Obie Burnett "O. B." McClinton (April 25, 1940 – September 23, 1987) was an American black country music singer and songwriter, who placed several hit records on the country singles chart in the 1970s.
Obie Burnett McClinton was born in Senatobia. He was the second-youngest child born to Rev. G. A. McClinton, a clergyman and farmer who owned a 700-acre (2.8 km2) ranch near Memphis, Tennessee.Growing up on the farm of his Baptist minister father, McClinton picked cotton by day and by night listened to radio programs from such regional stations as WHBQ (Memphis) and WLAC (Nashville). While his musical tastes included blues, R&B, soul music, and rockabilly, McClinton was particularly fond of country music, and he regularly listened to Grand Ole Opry broadcasts on Nashville’s WSM.
To escape the agricultural work, the teenaged McClinton ran away to nearby Memphis, where he spent all his savings to buy a guitar, forcing him to return home. After completing high school, McClinton attended Holly Springs’s Rust College, which had given him a scholarship to sing in the college choir. McClinton graduated in 1966 and found a job as a disc jockey on a Memphis radio station, WDIA. In December 1966 he enlisted in the US Air Force and began performing at military talent shows. He began forging a career as a songwriter, penning country-soul ballads for Otis Redding (‘Keep Your Arms Around Me’), before finding the ideal foil in James Carr. Two of McClinton’s compositions, ‘You’ve Got My Mind Messed Up’ (1966) and ‘A Man Needs A Woman’ (1968), stand among this singer’s finest work. He also wrote songs for other soul music artists, including Clarence Carter and Arthur Conley.
In 1971, while working as a staff songwriter for Memphis-based Stax Records, McClinton signed a recording contract with a Stax subsidiary, Enterprise, which wanted to market him as a country singer. A fan of Hank Williams Sr. and Merle Haggard, McClinton also emulated the breakthrough success of another black Mississippian, Charley Pride, to whom McClinton self-deprecatingly compares himself in “The Other One.” McClinton and Oklahoman Stoney Edwards became virtually the only other African American musicians to achieve sustained commercial success in country music in the 1970s.
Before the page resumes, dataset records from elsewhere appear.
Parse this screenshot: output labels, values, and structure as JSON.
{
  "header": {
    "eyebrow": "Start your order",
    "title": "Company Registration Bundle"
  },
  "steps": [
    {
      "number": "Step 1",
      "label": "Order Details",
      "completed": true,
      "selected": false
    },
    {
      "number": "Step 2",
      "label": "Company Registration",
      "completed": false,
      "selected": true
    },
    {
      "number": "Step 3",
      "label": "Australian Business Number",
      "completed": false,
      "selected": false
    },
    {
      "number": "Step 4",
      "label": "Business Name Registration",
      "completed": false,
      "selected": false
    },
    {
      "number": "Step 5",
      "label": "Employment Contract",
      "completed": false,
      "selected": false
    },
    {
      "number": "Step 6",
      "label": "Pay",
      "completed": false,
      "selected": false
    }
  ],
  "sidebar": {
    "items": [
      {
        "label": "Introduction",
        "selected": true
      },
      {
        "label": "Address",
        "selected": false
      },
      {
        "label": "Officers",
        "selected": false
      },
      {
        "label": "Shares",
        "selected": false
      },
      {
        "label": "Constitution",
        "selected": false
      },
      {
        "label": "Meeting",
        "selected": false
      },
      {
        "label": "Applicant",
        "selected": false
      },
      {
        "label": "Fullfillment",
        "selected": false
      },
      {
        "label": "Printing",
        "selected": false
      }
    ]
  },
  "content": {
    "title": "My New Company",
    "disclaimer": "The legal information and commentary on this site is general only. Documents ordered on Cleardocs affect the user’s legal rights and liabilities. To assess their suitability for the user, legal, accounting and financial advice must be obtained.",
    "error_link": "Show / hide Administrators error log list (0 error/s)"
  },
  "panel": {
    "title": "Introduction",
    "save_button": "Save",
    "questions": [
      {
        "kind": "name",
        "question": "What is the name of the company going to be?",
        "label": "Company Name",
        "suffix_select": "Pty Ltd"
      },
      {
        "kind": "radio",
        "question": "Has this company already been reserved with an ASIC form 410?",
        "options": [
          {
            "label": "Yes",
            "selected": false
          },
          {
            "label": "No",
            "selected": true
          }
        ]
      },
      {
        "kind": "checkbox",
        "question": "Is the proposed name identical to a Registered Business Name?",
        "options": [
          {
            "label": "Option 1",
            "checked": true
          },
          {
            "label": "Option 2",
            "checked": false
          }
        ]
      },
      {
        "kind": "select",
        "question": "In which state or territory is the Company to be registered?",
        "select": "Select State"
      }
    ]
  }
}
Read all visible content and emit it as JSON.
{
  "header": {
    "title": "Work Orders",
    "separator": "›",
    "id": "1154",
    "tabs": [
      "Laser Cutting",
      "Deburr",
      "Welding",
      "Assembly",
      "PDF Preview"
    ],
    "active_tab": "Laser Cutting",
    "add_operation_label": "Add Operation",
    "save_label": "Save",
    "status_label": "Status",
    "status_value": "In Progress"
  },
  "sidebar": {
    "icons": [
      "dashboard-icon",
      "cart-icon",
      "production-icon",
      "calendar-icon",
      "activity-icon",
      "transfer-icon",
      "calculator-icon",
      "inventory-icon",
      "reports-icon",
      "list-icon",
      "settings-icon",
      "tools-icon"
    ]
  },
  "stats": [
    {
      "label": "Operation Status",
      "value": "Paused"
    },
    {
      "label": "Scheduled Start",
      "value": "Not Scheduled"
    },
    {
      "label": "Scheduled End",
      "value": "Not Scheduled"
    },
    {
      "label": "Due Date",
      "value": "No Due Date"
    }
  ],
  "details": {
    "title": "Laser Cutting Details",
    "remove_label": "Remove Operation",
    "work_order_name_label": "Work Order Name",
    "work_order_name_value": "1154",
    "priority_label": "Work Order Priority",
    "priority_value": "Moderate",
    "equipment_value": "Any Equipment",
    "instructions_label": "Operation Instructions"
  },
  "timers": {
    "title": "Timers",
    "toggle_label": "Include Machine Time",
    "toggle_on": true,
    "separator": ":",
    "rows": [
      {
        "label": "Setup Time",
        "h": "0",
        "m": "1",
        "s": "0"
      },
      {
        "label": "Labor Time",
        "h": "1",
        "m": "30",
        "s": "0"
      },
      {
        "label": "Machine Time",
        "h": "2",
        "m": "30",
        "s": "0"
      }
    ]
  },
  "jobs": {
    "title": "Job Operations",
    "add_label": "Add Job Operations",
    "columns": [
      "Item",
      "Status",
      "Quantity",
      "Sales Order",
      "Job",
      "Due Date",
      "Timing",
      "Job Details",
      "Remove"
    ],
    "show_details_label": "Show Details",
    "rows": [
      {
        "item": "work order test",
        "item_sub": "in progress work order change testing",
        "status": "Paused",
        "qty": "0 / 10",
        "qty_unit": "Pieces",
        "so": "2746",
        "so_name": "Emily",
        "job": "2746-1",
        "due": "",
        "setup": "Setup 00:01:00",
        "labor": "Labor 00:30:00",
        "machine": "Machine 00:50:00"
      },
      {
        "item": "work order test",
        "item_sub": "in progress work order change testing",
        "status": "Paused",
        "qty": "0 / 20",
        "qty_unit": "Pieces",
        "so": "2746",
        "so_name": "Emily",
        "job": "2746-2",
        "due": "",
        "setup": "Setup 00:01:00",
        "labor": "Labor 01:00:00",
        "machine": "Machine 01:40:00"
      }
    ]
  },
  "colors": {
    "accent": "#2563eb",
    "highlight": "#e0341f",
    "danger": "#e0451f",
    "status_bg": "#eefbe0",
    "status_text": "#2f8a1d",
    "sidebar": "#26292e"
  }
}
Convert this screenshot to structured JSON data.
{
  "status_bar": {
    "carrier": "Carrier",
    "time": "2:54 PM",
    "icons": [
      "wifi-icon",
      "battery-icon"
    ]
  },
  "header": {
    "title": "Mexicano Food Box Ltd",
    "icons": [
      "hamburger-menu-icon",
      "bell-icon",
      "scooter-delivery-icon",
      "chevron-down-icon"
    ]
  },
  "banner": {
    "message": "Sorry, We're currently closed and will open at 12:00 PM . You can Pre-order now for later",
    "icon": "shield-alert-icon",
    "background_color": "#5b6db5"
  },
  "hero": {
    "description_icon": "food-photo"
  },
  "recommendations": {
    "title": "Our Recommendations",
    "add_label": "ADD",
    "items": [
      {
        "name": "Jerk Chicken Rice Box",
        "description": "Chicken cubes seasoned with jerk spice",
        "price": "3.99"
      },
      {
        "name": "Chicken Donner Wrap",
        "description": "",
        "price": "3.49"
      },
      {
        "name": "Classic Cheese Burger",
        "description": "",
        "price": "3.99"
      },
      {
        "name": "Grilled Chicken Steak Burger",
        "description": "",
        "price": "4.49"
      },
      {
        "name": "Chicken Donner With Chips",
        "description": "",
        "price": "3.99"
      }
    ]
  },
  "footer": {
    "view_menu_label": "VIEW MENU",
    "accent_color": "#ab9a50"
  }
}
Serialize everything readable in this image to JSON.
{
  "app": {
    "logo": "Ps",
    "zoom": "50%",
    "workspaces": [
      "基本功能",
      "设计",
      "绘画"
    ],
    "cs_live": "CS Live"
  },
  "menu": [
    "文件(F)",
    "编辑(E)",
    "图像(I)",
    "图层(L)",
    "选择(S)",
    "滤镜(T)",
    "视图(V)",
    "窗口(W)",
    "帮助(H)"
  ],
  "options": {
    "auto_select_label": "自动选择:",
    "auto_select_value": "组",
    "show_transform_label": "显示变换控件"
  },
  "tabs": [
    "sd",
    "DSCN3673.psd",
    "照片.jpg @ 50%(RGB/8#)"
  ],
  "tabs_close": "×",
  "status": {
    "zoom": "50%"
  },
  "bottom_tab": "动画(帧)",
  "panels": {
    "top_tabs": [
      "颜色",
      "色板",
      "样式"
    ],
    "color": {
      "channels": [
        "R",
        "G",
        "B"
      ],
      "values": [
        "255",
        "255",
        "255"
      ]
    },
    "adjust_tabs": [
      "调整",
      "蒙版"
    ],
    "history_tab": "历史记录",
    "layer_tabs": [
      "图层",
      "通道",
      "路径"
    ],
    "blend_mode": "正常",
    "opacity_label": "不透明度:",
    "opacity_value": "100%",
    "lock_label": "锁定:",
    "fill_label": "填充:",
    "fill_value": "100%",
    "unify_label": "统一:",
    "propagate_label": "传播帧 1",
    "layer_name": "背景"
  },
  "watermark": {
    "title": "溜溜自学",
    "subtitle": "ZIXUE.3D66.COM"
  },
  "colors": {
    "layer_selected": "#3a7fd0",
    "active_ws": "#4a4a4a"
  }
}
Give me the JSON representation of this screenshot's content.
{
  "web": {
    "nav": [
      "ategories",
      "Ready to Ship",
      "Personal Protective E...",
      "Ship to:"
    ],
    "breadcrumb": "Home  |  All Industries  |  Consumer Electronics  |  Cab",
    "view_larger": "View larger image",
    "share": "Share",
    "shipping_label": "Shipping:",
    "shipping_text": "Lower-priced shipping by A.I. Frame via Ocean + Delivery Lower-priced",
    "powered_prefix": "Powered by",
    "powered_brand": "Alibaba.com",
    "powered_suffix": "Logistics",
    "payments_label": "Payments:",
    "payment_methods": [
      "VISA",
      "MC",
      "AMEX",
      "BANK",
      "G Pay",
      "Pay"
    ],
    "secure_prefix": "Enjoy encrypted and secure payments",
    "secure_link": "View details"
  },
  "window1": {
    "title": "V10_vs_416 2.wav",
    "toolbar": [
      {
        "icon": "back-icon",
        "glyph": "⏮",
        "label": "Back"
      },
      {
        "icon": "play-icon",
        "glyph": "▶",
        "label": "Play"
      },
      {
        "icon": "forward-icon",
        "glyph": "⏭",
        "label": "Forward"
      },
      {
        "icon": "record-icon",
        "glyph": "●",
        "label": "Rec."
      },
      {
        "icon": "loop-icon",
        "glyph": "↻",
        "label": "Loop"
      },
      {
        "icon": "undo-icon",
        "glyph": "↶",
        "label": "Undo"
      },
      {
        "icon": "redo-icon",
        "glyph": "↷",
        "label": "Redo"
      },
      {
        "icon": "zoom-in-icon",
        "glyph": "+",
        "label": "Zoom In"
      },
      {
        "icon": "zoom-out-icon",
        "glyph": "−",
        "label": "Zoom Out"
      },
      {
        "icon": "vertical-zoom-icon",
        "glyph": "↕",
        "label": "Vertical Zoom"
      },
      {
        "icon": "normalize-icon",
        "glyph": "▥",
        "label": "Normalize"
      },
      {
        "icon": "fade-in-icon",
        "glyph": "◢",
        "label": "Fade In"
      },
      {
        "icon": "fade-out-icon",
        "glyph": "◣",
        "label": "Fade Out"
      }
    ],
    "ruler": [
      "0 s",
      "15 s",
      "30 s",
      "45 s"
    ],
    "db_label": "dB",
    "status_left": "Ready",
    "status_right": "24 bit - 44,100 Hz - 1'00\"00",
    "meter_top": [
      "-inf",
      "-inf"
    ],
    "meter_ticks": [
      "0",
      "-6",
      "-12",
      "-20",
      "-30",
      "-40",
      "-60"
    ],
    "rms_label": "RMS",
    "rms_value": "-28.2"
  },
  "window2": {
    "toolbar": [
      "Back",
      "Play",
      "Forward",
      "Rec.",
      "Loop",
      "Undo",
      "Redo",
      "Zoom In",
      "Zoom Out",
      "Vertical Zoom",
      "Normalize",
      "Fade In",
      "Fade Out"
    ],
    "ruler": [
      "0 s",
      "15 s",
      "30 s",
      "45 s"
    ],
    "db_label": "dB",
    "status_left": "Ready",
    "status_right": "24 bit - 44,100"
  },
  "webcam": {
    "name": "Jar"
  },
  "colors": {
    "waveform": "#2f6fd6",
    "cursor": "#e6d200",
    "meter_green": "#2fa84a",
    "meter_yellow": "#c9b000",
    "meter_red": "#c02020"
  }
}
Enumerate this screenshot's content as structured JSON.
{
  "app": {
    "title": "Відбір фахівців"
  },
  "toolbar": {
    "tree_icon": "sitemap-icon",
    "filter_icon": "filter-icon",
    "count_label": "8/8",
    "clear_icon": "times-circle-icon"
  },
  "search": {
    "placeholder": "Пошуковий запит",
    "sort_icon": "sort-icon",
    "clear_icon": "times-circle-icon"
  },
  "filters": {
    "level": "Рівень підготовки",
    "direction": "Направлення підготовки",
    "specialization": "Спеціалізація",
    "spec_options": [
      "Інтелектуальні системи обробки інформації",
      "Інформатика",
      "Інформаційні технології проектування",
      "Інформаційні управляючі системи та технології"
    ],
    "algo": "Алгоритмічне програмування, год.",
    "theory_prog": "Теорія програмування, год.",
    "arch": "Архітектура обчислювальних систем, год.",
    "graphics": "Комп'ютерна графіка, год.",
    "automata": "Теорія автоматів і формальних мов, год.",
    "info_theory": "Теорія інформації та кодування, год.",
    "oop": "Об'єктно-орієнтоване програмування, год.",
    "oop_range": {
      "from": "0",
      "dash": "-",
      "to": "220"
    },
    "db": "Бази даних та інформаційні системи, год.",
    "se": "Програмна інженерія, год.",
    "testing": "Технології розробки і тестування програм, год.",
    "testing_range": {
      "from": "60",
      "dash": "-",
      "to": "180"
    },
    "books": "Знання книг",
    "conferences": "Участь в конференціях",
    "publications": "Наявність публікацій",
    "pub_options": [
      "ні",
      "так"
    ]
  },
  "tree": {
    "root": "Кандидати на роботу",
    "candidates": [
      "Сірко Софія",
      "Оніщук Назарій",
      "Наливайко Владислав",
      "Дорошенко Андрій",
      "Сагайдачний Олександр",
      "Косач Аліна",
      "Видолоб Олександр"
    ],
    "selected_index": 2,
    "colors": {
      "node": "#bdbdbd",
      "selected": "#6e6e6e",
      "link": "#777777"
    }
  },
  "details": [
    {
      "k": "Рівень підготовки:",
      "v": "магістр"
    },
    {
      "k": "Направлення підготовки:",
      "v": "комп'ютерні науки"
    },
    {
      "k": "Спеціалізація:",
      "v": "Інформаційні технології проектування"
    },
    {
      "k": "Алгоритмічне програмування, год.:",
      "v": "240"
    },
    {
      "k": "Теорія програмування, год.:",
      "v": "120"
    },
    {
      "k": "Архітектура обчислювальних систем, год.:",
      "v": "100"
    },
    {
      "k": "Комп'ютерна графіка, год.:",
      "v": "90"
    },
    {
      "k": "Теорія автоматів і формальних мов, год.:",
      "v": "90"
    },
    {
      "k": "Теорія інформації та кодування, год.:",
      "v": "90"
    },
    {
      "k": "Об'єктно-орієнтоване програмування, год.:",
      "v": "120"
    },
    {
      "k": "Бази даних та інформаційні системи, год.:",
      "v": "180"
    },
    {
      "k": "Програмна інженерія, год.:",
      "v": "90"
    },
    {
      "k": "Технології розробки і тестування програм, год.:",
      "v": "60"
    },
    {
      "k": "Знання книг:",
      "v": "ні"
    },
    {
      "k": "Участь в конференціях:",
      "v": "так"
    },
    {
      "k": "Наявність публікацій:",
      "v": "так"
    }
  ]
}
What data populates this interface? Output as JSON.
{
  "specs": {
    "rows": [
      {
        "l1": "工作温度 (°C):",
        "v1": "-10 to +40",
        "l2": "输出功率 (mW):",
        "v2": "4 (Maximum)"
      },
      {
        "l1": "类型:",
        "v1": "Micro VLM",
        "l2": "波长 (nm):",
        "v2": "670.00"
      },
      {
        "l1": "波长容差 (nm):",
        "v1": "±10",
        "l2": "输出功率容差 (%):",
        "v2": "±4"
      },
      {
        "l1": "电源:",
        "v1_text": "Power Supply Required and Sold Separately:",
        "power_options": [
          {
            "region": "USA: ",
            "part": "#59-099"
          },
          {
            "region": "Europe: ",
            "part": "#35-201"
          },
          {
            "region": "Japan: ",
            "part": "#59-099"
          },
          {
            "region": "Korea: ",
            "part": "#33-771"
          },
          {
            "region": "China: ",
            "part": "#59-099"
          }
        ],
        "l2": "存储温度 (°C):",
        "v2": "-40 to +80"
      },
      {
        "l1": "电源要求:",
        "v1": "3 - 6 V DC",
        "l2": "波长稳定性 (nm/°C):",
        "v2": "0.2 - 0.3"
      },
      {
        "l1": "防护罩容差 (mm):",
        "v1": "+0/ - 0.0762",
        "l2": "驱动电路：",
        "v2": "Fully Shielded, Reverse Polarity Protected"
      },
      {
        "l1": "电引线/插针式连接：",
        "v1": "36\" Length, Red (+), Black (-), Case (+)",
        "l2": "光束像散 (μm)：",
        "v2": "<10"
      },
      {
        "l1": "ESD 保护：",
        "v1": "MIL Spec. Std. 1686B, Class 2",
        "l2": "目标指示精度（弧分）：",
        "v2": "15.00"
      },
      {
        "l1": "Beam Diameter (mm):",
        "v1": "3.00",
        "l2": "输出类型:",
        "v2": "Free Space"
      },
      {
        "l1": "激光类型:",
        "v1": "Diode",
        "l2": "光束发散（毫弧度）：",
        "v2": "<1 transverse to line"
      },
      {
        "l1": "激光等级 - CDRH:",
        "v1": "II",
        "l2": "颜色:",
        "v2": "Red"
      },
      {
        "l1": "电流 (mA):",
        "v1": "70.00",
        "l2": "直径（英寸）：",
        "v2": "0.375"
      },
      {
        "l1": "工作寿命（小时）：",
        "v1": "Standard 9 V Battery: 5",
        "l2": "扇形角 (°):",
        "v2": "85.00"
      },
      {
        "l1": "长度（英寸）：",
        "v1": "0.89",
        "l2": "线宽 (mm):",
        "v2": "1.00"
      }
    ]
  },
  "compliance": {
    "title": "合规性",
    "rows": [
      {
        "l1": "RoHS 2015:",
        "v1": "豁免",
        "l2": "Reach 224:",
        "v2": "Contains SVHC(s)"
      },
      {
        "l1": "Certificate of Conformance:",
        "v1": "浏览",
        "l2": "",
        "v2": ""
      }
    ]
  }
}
Known to refer to himself as the "Chocolate Cowboy", McClinton successfully marketed his first album on the Enterprise label long before the practice was commonplace. Featuring his first country chart single "Don't Let The Green Grass Fool You", a top 40 song in 1972, which he considered to be his finest work. Another top 40 hit was "My Whole World Is Falling Down”—as well as such minor hits as “Six Pack of Trouble” and “Something Better.”
Not entirely pleased with the studio production on his first two Enterprise albums, O. B. McClinton Country (1972) and Obie from Senatobia (1972), McClinton requested and received permission to serve as producer on his next album, Live at Randy’s Rodeo (1973). When Enterprise went out of business in the mid-1970s, McClinton briefly moved to Mercury Records in 1976, where he had a hit with ‘Black Speck’, before moving to Epic, where he scored half a dozen minor C&W hits. He also recorded for the Sunbird, and Moonshine labels.
In 1986, O. B. McClinton was diagnosed with liver cancer, beginning a year-long battle with the illness that included multiple hospitalizations. The country music community supported him through benefit concerts, including one on November 11, 1986, featuring artists such as Reba McEntire, Waylon Jennings, and Kathy Mattea, which raised $40,000 for his medical bills, and another in March 1987. He passed away on September 23, 1987, at the age of 47, at HCA Park View Medical Center in Nashville, after being admitted for the final time four days earlier.